Versiones: tropezar 2, tercera parte

Olvido seguía sus días indiferente a cuanto sucedía a su alrededor. Su tía, Sor Inés, había fallecido y había dejado más sorpresas que consistían en una caja donde había fotos, fotos de ella y de su madre que había ido a visitarla cuando era pequeña. No la recordaba  a pesar de todos los esfuerzos constantes y aplicados desde la mañana hasta la noche . También había  un cofre de marfil que contenía joyas, las suficientes como para que Olvido pudiera tomarse unas vacaciones, y las escrituras de una casa a su nombre, lo suficiente como para que pudiera dejar de morirse de hambre a partir del día quince de cada mes, ¿lo sabría Sor Inés y nunca le había dicho nada? Entre los recuerdos que intentaba rescatar y las preguntas sin respuesta que se hacía, hacía casi unos quince días que Olvido vivía dentro de aquella caja, era ése su mundo y no otro hasta que se dio cuenta de que tenía hambre, de que no había probado bocado en varios días, no sabía cuántos en realidad pues de ésta, la realidad, se le escapaba todo y ella no hacía nada por ir en su busca o por perseguirla, pero eso fue hasta que le empezó a doler el estómago de hambre y eso que estaba acostumbrada a los pesares. Salió a comprar algo, quizás sería buena idea comer en algún restaurante, le daba un poco de vergüenza, pero al fin y al cabo… Olvido caminaba sin ton ni son y le parecía que lo veía todo por primera vez, a lo mejor era así como los bebés veían el mundo. Se sonreía Olvido porque todo le hacía gracia, le parecía dulce y tierno sin más razón, sin ton ni son.

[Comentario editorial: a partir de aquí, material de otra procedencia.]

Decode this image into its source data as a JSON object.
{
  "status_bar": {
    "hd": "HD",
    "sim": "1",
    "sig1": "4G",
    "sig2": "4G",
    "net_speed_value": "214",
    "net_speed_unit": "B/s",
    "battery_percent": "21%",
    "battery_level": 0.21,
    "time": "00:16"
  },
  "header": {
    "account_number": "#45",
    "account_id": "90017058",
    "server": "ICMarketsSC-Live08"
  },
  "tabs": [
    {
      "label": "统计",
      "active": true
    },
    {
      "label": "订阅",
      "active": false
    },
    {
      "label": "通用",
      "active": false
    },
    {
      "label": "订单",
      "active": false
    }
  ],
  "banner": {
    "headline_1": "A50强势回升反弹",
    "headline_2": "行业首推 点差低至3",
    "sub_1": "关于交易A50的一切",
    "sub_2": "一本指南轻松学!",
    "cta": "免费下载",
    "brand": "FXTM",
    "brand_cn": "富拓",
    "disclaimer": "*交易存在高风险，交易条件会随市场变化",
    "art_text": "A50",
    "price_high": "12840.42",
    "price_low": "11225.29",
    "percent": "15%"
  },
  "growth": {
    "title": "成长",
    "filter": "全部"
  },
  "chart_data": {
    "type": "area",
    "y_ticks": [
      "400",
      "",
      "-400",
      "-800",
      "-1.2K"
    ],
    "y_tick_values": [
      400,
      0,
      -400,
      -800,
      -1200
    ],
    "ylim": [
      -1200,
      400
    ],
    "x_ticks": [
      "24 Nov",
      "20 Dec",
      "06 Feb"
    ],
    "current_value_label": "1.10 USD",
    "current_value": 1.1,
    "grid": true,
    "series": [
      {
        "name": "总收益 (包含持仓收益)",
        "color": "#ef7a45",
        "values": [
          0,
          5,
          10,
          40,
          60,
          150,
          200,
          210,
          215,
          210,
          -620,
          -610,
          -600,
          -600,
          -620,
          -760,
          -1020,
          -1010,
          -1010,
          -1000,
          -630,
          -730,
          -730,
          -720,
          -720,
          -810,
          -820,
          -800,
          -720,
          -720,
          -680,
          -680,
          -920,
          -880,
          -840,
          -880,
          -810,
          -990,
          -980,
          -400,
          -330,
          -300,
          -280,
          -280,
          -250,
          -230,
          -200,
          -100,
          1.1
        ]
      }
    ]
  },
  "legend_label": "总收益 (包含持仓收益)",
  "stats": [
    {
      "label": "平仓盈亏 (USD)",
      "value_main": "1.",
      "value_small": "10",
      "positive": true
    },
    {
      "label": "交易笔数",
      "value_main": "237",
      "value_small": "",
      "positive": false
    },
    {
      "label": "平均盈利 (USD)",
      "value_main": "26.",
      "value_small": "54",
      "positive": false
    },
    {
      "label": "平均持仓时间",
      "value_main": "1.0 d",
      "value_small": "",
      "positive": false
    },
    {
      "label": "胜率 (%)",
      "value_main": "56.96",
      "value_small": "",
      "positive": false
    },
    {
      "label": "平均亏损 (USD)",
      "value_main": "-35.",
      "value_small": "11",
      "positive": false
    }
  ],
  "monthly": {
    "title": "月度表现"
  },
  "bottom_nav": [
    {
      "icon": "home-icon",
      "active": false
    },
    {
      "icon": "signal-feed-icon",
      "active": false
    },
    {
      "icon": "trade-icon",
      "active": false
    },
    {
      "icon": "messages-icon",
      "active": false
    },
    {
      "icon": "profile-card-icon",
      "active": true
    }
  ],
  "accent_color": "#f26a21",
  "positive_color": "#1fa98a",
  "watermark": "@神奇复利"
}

A Don Humberto desde esa mañana las cosas no le iban bien, aquel peón taxista le había llamado para decirle que no podía presentarse porque su hija estaba en el hospital, así que se había enfadado y no quería ningún otro taxi, ningún taxi, como si ellos tuvieran la culpa, sí, ellos y el cielo gris y toda aquella gente, bueno, menos la muchacha del hotel que le indicó cómo llegar a la estación de trenes en autobús e incluso le acompañó hasta la parada y le pidió al conductor que le avisara cuando tenía que bajarse porque luego tenía que tomar otro, pero a pesar de eso las cosas no iban bien en su último día, gracias a Dios, en aquel lugar.  Le  quedaba poco tiempo para disfrutar de su tierra y no había nada más triste en el mundo, ninguna mayor desgracia que la de morir lejos de la tierra, ningún árbol muere así. Tenía que llegar a la estación antes de las cuatro, le sobraba tiempo, aún no serían las siete porque había desayunado de prisa, con la urgencia de volver que le pisaba los talones, la de volver a tiempo. Nada sabía él que a aquella hora los autobuses se llenaban de tal manera que volvería a pensar en toda aquella gente como hormigas de un ejército que partía a la guerra, pero esa no era su guerra, ya no le importaba nada de toda esa gente, ni de esa guerra,  lo único que quería era volver, regresar a casa para morir en su cama viendo su cielo y oliendo su tierra. Al conductor se le había olvidado aquel anciano torpe, pero una señora que había estado al caso se le acercó para decirle que tenía que bajarse ya, antes de que las puertas volvieran a cerrarse y el conductor malhumorado pisara el acelerador. Don Humberto empujaba con todas sus fuerzas para escaparse a la estación, el pasillo del autobús estaba a reventar y no había manera de avanzar y menos aún para un hombre mayor y débil, pero la señora gritó al conductor y los demás hicieron lo mismo, como si todas aquellas hormigas estuvieran dispuestas a que él no fuera a aquella guerra.